Regardless of party, lieutenant governors do not have much luck running for governor, or anything else, with or without becoming acting governor first.

In the past, only Republican lieutenant governors Cellucci and Frank Sargent, 50 years ago, got elected as acting governors to full four-year terms as governor.

Before Sargent, Frank Bellotti, now 97 years old, was lieutenant governor when he defeated Gov. Endicott Peabody, a fellow Democrat, in the 1964 primary, replacing Peabody as the Democratic nominee for governor.

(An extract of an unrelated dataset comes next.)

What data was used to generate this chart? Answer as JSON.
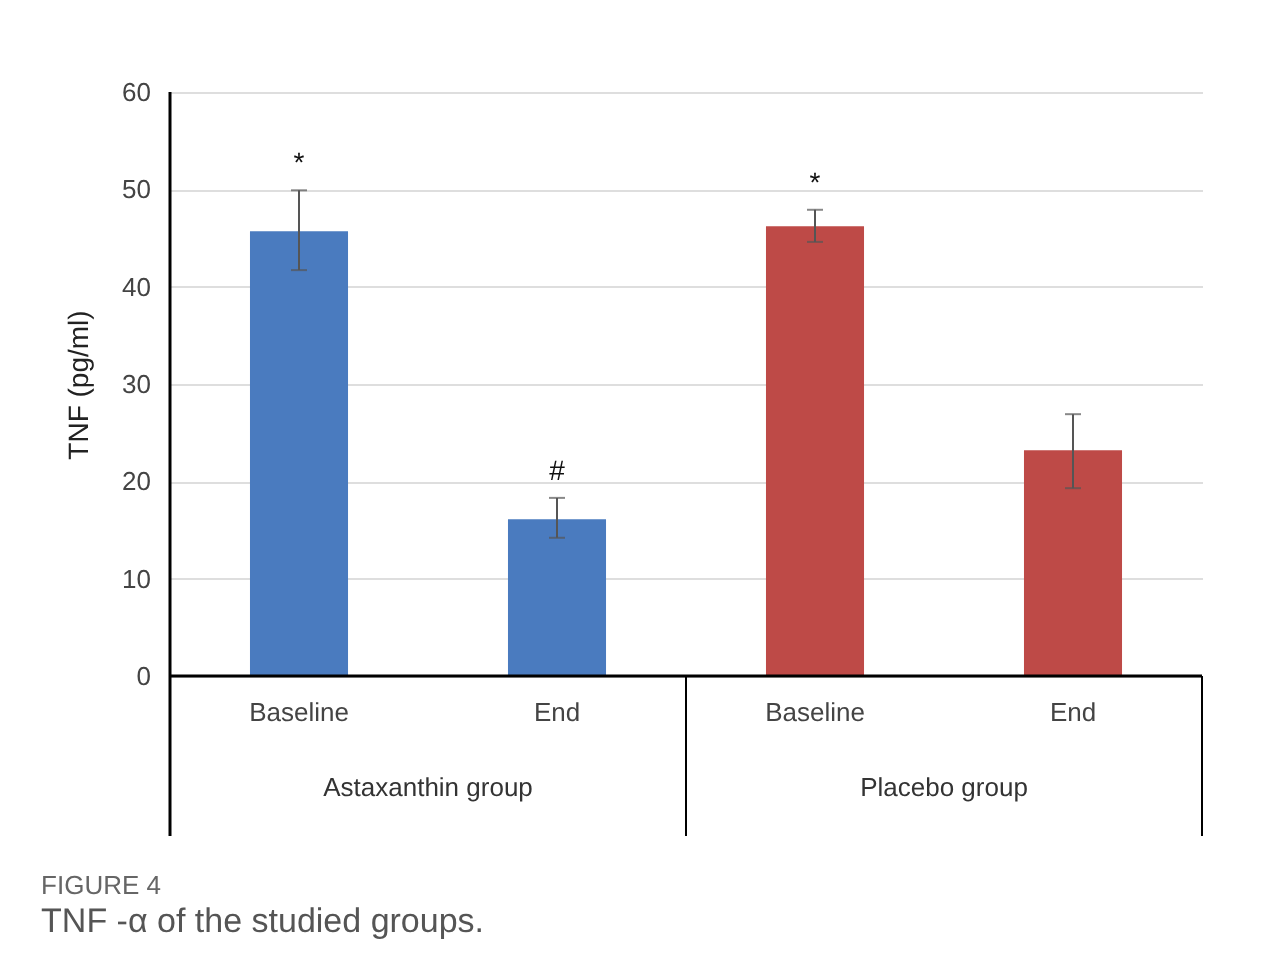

Bellotti was beaten by Republican John A. Volpe. Sargent was Volpe’s lieutenant governor who became acting governor when Volpe resigned to join the Nixon administration.

There is simply something about the job that seems to work against upward mobility. Polito should take note.

However, the lone exception to the rule is the remarkable career of John F. Kerry.

Kerry was elected lieutenant governor in 1982 on a ticket headed by Gov. Michael Dukakis. While it was anticipated that Kerry would succeed Dukakis, a U.S. senate seat opened when incumbent Sen. Paul Tsongas did not seek re-election in 1984.

Kerry, without a dime to spare, was elected to the Senate and never looked back. He was the Democratic nominee for president in 2004, losing to George W. Bush.

President Barack Obama named Sen. Kerry secretary of state in 2013. Out of office for four years, Kerry is back, now President-elect Joe Biden’s climate czar and a key member of Biden’s cabinet. He is now also a multimillionaire.

Who said lieutenant governors go nowhere?